La luz y el testimonio de la luz
La proliferación de información en texto, en imagen o en video, considero, genera la impresión de que atestiguamos casi todo lo que acontece en el mundo. Con cierta desmesura podríamos pensar que estamos presentes donde acontece lo inusitado, lo extraño, lo detestable o lo que asombra.
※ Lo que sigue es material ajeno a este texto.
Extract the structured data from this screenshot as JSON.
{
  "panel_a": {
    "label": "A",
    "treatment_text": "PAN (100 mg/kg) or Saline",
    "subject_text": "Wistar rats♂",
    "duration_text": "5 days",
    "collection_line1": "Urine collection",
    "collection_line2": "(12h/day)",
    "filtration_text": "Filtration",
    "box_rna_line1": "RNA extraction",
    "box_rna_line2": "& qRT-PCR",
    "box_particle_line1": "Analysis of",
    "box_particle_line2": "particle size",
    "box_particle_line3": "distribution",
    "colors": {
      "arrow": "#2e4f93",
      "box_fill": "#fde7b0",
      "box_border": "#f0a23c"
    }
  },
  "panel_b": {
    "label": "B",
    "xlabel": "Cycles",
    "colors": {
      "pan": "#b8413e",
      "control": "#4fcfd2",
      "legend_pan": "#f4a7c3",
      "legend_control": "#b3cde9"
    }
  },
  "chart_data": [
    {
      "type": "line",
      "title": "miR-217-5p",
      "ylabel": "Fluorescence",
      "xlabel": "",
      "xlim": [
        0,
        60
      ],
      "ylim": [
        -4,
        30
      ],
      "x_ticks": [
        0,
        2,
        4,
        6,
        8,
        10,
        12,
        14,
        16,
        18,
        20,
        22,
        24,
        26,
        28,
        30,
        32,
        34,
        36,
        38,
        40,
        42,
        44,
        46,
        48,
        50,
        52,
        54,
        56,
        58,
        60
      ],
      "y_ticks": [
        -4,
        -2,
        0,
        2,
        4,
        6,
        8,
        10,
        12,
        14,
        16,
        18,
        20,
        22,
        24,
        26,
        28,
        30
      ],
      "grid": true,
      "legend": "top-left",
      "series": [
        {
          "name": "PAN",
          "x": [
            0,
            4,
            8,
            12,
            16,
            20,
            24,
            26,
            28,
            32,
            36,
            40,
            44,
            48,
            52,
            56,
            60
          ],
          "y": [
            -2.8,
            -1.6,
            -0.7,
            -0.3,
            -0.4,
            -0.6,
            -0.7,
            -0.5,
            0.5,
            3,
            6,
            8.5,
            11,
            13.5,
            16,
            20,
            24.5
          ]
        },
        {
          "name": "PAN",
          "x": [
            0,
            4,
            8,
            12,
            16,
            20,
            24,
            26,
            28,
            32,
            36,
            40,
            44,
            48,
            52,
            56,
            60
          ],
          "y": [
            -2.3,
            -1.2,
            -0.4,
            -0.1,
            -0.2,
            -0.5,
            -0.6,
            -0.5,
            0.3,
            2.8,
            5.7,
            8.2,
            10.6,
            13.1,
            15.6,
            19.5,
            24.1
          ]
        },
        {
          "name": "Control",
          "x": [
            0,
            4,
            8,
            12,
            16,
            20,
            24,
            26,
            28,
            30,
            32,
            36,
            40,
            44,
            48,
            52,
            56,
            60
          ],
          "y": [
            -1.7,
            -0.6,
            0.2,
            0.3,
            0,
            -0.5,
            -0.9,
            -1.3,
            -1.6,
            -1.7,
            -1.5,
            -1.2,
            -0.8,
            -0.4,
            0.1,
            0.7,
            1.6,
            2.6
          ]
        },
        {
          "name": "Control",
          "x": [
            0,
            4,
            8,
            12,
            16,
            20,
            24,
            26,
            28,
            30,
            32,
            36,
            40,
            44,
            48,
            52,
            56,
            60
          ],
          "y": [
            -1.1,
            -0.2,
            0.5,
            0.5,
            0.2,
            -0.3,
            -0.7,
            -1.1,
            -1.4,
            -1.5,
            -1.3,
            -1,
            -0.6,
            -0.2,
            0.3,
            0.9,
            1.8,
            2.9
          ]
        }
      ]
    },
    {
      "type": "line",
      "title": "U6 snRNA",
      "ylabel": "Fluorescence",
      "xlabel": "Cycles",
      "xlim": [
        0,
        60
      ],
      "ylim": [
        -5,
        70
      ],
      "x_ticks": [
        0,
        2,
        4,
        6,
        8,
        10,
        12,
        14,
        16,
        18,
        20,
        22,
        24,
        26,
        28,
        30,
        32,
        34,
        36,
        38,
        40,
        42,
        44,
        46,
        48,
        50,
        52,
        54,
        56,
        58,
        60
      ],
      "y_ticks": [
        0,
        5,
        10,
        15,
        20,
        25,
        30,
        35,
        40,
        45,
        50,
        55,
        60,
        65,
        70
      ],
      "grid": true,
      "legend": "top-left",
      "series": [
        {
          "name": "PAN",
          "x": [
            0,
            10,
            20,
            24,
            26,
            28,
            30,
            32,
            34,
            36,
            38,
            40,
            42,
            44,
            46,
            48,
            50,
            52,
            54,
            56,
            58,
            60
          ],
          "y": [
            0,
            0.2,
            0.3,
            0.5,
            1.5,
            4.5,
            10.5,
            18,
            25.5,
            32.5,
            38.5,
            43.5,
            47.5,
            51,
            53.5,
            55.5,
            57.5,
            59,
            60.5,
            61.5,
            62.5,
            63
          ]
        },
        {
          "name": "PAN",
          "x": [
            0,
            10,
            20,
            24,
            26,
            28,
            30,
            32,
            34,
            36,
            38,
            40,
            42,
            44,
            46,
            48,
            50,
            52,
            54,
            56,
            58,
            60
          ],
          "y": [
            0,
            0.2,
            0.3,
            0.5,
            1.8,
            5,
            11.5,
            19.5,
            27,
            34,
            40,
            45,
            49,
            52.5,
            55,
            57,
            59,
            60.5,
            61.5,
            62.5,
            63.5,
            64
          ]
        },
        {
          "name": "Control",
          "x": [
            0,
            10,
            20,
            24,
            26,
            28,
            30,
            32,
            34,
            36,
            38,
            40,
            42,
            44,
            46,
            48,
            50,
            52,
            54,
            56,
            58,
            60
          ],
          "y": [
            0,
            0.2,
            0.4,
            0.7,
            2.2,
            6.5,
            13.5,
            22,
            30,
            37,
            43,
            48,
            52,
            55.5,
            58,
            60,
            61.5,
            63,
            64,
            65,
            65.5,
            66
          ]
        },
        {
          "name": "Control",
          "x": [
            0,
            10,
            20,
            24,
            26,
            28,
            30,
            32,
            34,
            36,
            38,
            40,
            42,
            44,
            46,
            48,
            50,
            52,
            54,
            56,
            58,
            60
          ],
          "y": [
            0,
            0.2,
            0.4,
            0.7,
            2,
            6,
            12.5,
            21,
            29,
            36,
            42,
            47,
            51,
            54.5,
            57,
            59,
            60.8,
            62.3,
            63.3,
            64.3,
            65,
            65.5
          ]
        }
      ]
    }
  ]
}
Sin embargo, no todo lo atestiguamos; observar una calamidad remota, aunque mueva las entrañas, no nos convierte por el acto mismo en testigos. Y no me refiero a la tercera persona implicada en una disputa, que actúa como garante de la veracidad de un proceso, es decir, no pretendo argumentar desde el ámbito del derecho. Me refiero a quien ha vivido un acontecimiento con toda la intensidad y está en condiciones de ofrecer un testimonio. Reitero: no un testimonio dentro de un juicio, sino como el gesto y la voz de quien puede decirnos algo sobre aquello de lo que somos capaces.
Este domingo evocamos a dos testigos, Jesús de Nazareth y Óscar Arnulfo Romero. Testigos fieles que en su vida experimentaron con intensidad las fuerzas que nos componen y nos descomponen. El primero, considerado como un blasfemo, aunque ya desde antes había sido lanzado al margen por ser un jornalero pobre. El segundo, difamado, incomprendido por sus colegas, marcado por la guerra. Ambos bajo regímenes de dominación y separación; rechazados por los suyos aunque hayan venido precisamente a ellos (a los suyos que somos, sin excepciones). Su testimonio, balbuceado no solo con palabras sino con gestos, es decir, con el propio cuerpo, no se expresa fielmente en el lenguaje capturado por quienes dominan. Pero ahí sigue, ahí está su testimonio y a través de este nos asomamos a lo que somos y podemos. Uno es la luz que la oscuridad no ha podido apagar. El otro vino para dar testimonio de la luz.